High production costs have orange growers in Brazil, the world’s top orange juice exporter, bracing for a tough citrus season, despite last season’s record harvest and high juice prices.
“The orange market is going through its worst moment in two years: World consumption is stagnating, production costs are rising and processors are getting more and more powerful,” said Marco Antonio do Santos, president of the Taquaritinga growers’ union.
In the last season, Brazil produced an estimated 1.4 million tonnes of oranges, well above the 1 million tonnes forecast for the upcoming season.
The record harvest solidified the country’s ranking as the world’s leading orange juice producer and exporter, but it also increased world stocks even as Brazilian exports have been falling since 2007.
Soaring production costs mean the overproduction has not translated into lower prices — prices of concentrated juice have actually tripled since 2005 to reach US$2,300 a tonne — but it is still not enough to keep growers out of the red.
Booming Brazil has updated its labor code and increased its minimum wage, which this year rose to the equivalent of US$337 per month from US$332.
Land lease costs and prices of pesticides linked to oil prices have also risen.
“The government calculated that we have a production cost of about US$5 per crate [40.8kg], while we are selling it at US$3.5 to US$4,” Antonio do Santos said.
“In the citrus belt of Sao Paulo, half of the orange farms have disappeared over the past 10 years, and only the most productive survive,” Antonio do Santos said. “The other producers have switched to sugar cane, corn and soybean.”
According to data from the government’s crop supply agency Conab, 36,700 hectares of orange trees were uprooted between last year and this year.
Independent growers have been hurt by increasing coordination among the companies that process and market the juice.

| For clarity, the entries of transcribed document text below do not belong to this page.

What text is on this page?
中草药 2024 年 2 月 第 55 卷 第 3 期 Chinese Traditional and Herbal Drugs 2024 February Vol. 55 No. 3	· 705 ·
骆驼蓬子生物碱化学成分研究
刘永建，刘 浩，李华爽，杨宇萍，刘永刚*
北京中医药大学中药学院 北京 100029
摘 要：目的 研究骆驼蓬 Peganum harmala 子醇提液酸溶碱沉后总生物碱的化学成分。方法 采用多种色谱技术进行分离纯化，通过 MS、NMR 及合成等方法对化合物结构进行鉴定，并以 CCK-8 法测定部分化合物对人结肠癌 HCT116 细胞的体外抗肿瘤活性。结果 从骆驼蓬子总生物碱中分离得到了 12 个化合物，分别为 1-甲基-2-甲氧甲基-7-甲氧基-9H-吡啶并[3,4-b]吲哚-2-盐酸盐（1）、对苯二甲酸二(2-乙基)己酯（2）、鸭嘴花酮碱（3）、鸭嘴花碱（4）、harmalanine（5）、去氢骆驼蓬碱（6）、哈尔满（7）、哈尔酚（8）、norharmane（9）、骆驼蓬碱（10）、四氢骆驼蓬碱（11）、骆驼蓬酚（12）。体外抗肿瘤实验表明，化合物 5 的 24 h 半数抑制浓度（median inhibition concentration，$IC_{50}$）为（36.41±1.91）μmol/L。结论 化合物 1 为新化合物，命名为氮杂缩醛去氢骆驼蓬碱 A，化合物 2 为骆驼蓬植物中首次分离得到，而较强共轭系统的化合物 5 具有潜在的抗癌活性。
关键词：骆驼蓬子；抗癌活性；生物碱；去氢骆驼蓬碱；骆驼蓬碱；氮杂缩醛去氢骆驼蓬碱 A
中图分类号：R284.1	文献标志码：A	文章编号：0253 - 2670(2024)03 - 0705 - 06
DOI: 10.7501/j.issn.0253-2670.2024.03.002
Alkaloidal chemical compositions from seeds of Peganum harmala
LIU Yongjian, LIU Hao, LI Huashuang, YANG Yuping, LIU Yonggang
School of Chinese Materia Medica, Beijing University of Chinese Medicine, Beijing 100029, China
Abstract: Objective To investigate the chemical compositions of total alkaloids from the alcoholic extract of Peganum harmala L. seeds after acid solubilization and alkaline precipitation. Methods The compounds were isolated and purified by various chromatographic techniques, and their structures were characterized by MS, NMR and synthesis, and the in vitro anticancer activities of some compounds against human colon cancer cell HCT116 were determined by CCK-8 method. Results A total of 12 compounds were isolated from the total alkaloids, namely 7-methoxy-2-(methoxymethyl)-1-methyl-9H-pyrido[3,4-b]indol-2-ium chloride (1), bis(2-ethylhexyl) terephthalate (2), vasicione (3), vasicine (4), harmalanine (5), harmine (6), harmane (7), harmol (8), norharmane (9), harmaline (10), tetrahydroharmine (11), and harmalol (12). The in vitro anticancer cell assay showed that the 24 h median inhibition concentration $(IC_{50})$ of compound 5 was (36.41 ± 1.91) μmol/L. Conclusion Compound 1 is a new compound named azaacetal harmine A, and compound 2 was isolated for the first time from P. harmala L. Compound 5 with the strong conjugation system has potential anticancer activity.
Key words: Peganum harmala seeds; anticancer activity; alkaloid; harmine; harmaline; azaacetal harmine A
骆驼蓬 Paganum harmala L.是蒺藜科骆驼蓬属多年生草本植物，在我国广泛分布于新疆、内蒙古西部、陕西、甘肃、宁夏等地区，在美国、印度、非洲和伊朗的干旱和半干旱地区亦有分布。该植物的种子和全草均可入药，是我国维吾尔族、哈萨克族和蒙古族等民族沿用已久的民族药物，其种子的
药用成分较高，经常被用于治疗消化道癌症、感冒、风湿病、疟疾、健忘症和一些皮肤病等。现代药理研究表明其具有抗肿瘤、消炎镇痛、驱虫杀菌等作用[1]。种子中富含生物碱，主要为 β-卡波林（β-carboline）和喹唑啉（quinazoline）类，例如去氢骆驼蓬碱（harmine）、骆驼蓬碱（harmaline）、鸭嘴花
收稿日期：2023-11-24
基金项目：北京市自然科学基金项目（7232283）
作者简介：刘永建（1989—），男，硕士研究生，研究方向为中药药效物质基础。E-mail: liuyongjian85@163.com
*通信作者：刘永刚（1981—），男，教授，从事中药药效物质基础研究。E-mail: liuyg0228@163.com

One coalition of exporters — the Brazilian Association of Citrus Exporters (Citrus BR) — monopolizes 97 percent of orange juice exports.
“We are uniting because the bottling companies are merging,” said Ibiapaba Netto, a spokesman for Citrus BR, adding that, despite the rising price of concentrated juice, they cannot afford to pay growers any extra.
“Orange juice faces new competition from energy drinks, multi-vitamin beverages, cold teas, flavored waters and Chinese apple juice, which is cheaper,” he said.
Both sides agree their industry could benefit from tapping into new markets — and that one with major potential is right at their feet: the domestic Brazilian market, where orange juice is rarely consumed.
“Brazil is booming. In a few years, our country can have as many people drinking orange juice as in Germany, which is the world’s leading consumer per capita,” Antonio do Santos said.
The orange production chain generates more than 200,000 direct jobs in more than 300 Brazilian cities and export revenues of between US$1.5 and US$2.5 billion annually.